# Stata guide

Stata (opens new window) is a handy general-purpose statistical tool from StataCorp. This guide aims to get you up and running with Stata in your HUNT Workbench.

# Introduction

Stata in your HUNT Workbench runs in a Jupyter notebook. This means that you can write known Stata commands and that you can view your plots directly on your screen.

On the technical side, Stata runs on your lab home machine and connect with your workbench via stata_kernel (opens new window) developed by Kyle Barron.

Recommended browser

We recommend that you open your workbench in the Google Chrome browser for this guide to ensure predictable results.

# Start

# Open a Stata notebook

To get going, open your workbench and click on the Stata icon. This opens a new workbench that runs the stata_kernel.

Open Stata

Look at the bottom of your screen to verify that Stata is loaded (conda-stata) and that your notebook is in an Idle state, meaning that it's ready to process your Stata commands.

Notebook status

More on notebook states
  • Idle. This means that your kernel is loaded and that your notebook is ready to process your commands.

  • Busy. This means that your notebook is processing your commands. You should wait until it's back to idle before you run more code.

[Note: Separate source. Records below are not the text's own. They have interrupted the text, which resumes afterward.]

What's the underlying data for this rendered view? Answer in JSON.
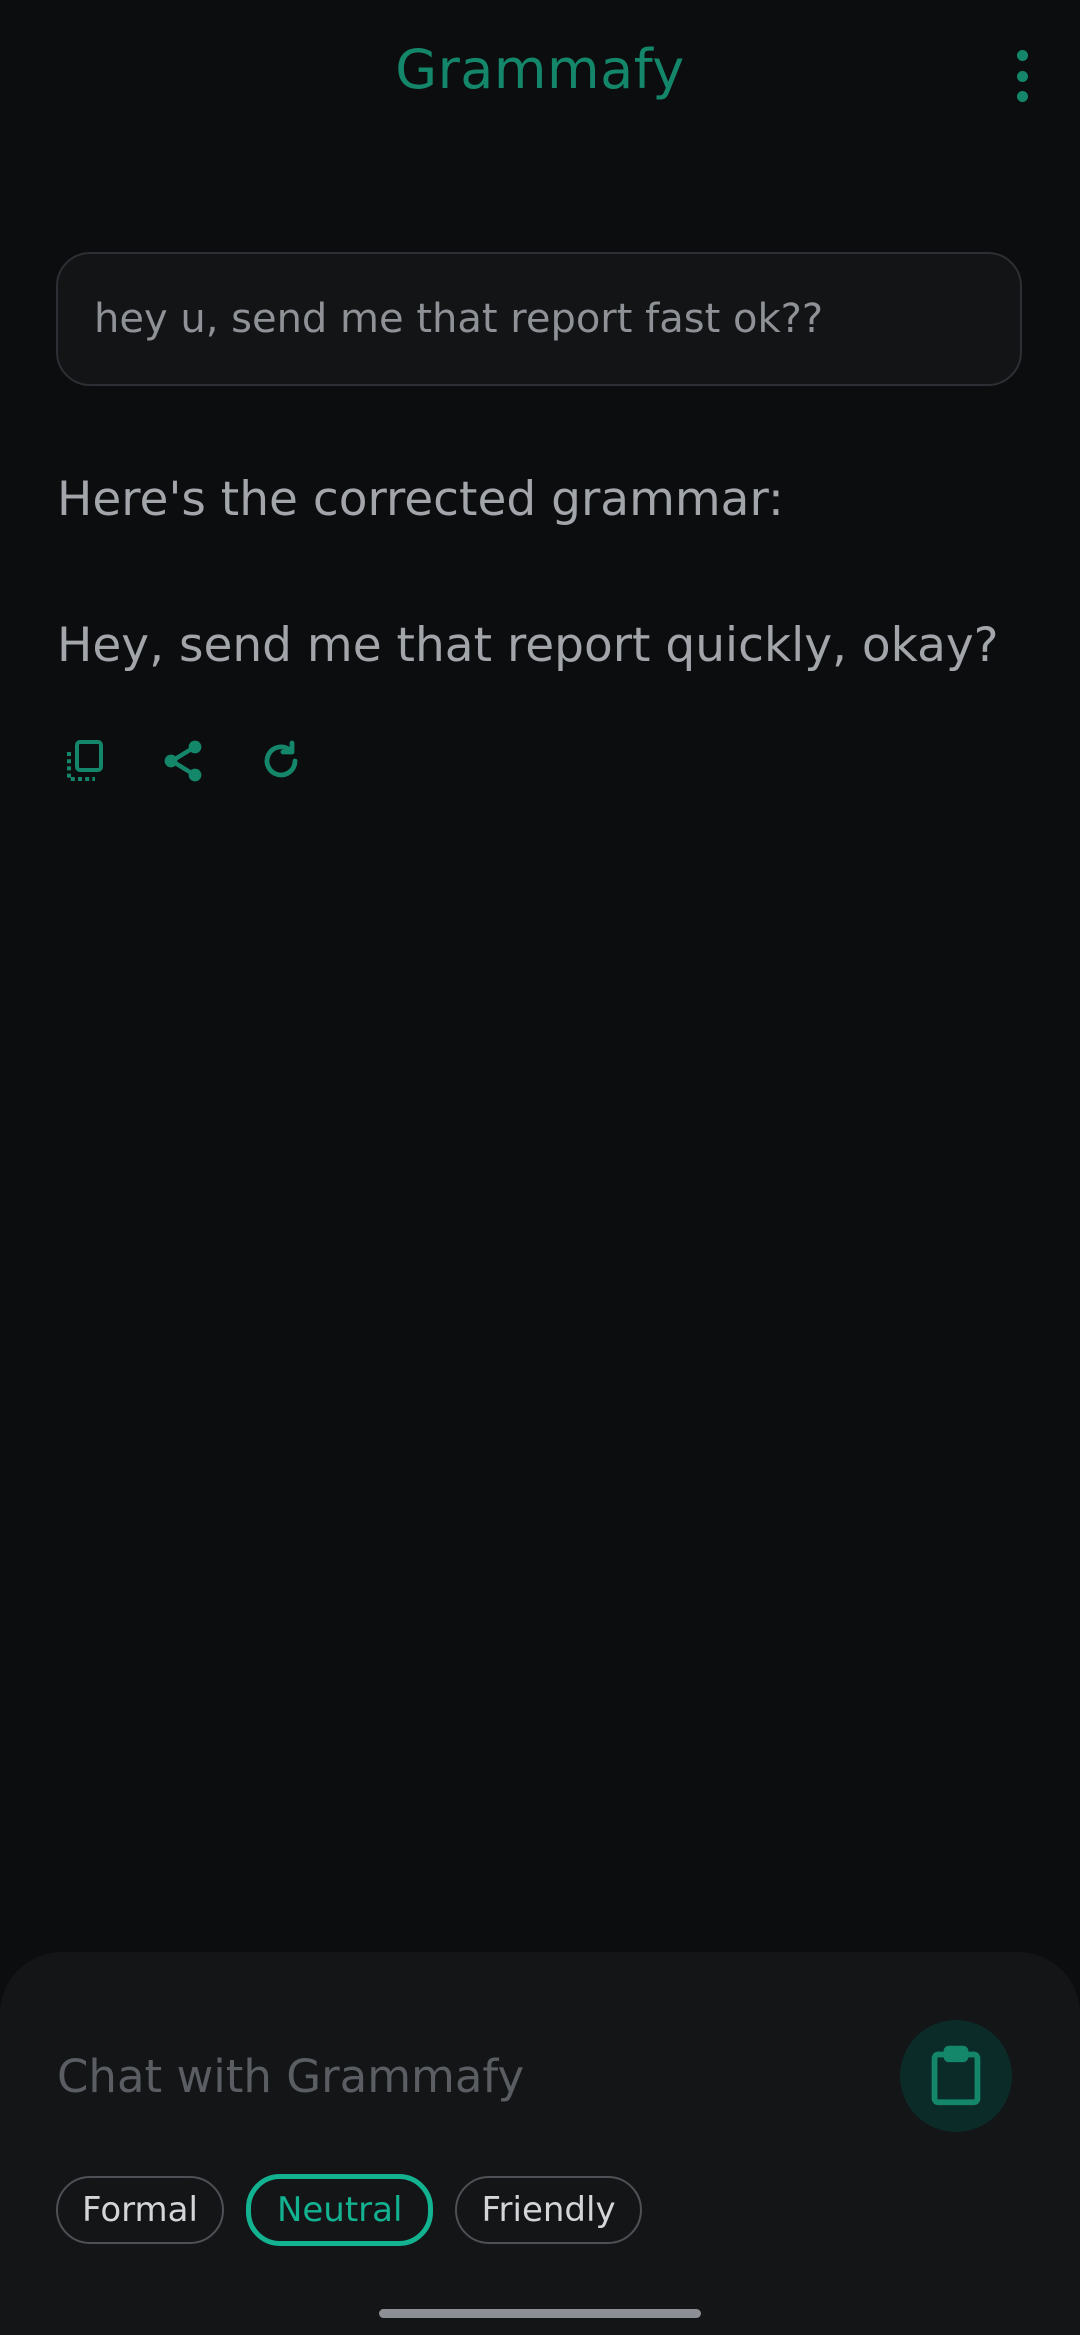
{
  "app": {
    "title": "Grammafy"
  },
  "header": {
    "menu_icon": "more-vert-icon"
  },
  "input": {
    "text": "hey u, send me that report fast ok??"
  },
  "result": {
    "intro": "Here's the corrected grammar:",
    "corrected": "Hey, send me that report quickly, okay?"
  },
  "actions": [
    {
      "icon": "copy-icon"
    },
    {
      "icon": "share-icon"
    },
    {
      "icon": "refresh-icon"
    }
  ],
  "chat": {
    "placeholder": "Chat with Grammafy",
    "paste_icon": "clipboard-icon"
  },
  "tones": {
    "items": [
      "Formal",
      "Neutral",
      "Friendly"
    ],
    "selected": "Neutral"
  },
  "colors": {
    "accent": "#14876a",
    "accent_bright": "#13b290",
    "background": "#0c0d0f",
    "sheet": "#131517"
  }
}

  • Connecting. This means that your notebook is unable to connect to the kernel. You will not be able to run code until this is cleared. If it gets hung in a connecting state, click Controal Panel in the top right corner and stop and start your workbench to reset the connections.

  • Disconnected. This means that your notebook is no longer connected to a kernel and you can not run your code until your restart your kernel.

# Data

# Load data

Now that your new notebook is open, let's try to load data. Click on the first cell in your notebook and add the Stata command.

// load example data
sysuse auto

Your command should look similar to this when included in the notebook:

Load data

Now click on the cell and hit shift+enter on your keyboard, or click the play-button at the top of your notebook, to run the code. This will load the standard Stata auto dataset and acknowledge with the text (1978 Automobile Data) which means that the command was completed successfully.

Load data acknowledgment

Load data from your lab

You may load data that's stored in your lab with the following command:

// principal example
use "/mnt/archive/<folder>/<file>.dta"

// practical example 
use "/mnt/archive/data/test.dta"

Note that you need to add the path to your own data in the example above to make it work.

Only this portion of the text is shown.